Marlboro Blue vs Tea with Florence
Where Marlboro Blue belongs to Benjamin Moore's range, Tea with Florence is a Little Greene color. Both sit in the blue family, which is useful context if you're narrowing within a single hue direction. Marlboro Blue (LRV 46) reflects noticeably more light than Tea with Florence (LRV 18), a difference of 28 points that becomes especially apparent in rooms with limited natural light. Both lean blue, so they'll behave similarly in mixed or changing light conditions. With a ΔE of 24.0, the contrast is hard to miss. These aren't variations on a theme — they're two different answers to the same question. Below you'll find 2 real-room photo comparisons where both colors appear side by side, plus 5 simulated room previews.
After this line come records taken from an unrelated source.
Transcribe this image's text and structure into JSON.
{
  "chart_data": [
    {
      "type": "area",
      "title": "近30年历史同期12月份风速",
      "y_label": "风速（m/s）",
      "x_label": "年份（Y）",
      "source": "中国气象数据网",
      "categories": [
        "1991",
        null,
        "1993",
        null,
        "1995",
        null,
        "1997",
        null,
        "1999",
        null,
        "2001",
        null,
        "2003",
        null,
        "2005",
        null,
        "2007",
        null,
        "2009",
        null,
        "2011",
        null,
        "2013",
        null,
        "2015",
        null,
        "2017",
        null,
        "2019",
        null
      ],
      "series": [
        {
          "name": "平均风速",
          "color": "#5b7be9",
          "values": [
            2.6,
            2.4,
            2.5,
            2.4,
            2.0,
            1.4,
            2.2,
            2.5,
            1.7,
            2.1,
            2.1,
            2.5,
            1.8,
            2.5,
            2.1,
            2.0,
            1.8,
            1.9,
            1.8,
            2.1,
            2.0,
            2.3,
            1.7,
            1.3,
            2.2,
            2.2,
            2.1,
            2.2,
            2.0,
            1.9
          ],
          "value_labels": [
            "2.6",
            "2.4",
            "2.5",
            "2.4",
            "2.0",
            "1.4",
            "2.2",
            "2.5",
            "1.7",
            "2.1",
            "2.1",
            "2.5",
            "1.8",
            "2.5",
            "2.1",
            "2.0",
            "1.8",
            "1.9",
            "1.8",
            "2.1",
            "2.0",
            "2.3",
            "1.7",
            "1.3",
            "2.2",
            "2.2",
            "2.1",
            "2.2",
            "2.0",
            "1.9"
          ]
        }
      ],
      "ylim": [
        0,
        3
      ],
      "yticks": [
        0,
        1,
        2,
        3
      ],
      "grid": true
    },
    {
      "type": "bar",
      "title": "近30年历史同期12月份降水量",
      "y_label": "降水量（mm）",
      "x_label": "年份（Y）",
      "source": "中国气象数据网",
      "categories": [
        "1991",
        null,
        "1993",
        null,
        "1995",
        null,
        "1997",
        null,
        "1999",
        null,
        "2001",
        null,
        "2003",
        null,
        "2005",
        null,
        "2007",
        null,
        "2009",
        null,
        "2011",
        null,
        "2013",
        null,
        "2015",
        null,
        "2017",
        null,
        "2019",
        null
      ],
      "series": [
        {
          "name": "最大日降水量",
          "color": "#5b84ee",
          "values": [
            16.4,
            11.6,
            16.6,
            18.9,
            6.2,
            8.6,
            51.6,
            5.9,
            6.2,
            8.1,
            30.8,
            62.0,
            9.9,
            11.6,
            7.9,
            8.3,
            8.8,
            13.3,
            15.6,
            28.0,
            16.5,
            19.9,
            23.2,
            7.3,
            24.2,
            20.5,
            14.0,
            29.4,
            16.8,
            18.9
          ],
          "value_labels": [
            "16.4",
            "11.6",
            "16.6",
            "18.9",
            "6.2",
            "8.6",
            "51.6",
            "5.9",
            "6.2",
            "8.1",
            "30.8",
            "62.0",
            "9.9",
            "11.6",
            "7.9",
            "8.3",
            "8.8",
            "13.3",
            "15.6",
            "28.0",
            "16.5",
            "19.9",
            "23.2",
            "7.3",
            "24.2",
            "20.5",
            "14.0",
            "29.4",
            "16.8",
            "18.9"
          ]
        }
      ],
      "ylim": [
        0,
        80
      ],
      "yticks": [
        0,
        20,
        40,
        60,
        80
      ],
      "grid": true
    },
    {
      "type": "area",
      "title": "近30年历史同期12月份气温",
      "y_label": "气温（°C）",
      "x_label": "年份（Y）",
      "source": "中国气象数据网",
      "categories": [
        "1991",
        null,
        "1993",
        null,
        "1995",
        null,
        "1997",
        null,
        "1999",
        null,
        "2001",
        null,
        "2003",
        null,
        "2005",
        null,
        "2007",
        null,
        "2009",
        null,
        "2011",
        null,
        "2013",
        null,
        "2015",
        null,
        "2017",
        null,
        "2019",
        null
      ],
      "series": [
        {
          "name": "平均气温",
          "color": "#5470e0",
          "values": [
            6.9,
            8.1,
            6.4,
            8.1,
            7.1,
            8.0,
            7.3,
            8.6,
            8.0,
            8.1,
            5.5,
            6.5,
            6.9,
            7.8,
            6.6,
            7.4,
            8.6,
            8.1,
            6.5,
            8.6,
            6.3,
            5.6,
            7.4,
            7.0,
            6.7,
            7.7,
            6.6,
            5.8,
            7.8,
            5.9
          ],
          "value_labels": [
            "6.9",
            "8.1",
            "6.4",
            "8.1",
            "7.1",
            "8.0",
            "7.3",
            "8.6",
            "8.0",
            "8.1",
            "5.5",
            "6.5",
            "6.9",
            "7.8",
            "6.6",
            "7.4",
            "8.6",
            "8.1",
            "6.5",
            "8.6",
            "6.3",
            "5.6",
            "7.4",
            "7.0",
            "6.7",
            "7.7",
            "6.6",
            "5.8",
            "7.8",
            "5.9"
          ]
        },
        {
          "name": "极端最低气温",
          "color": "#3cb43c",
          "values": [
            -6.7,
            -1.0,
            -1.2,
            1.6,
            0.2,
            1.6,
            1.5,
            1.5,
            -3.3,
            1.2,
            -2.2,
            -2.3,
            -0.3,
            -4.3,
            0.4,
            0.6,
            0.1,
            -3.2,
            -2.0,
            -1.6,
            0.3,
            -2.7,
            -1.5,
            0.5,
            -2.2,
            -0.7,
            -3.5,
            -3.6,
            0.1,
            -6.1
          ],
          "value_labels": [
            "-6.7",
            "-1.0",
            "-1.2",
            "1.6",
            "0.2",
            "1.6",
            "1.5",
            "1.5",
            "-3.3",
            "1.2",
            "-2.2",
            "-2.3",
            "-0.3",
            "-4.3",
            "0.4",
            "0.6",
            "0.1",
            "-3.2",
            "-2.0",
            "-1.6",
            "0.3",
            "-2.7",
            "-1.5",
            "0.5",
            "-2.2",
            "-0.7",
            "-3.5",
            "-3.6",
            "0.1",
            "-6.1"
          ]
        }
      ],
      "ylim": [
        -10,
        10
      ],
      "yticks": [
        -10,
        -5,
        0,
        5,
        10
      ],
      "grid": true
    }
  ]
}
Marlboro Blue vs Tea with Florence in Real Spaces
2 real rooms side by side. Seeing Marlboro Blue and Tea with Florence in actual rooms makes the difference concrete; browse the spaces below to get a feel for how each color lives on a wall.
Bathroom
Bathrooms are one of the few spaces where you're genuinely enclosed by the paint color, which makes the choice between these two more consequential. Marlboro Blue reflects noticeably more light off the walls, making the space read more open than Tea with Florence.
House
Seen across an entire facade, subtle tonal differences become pronounced. What reads as nearly the same on a chip often reads as clearly different at scale. Marlboro Blue reflects noticeably more light off the walls, making the space read more open than Tea with Florence.
Color Details
Marlboro Blue vs Tea with Florence Simulated Comparison
5 simulated room previews — drag the slider on each to see Marlboro Blue on one side and Tea with Florence on the other.
Digital color is approximate. These simulations are generated from the manufacturer's hex values and overlaid on grayscale room photos — your screen's calibration, brightness, and viewing angle all affect how they render. Before committing to either color, test physical samples in your own space under the light you actually live with.
More Marlboro Blue comparisons
See how Marlboro Blue stacks up against other well-photographed colors across different brands and tones.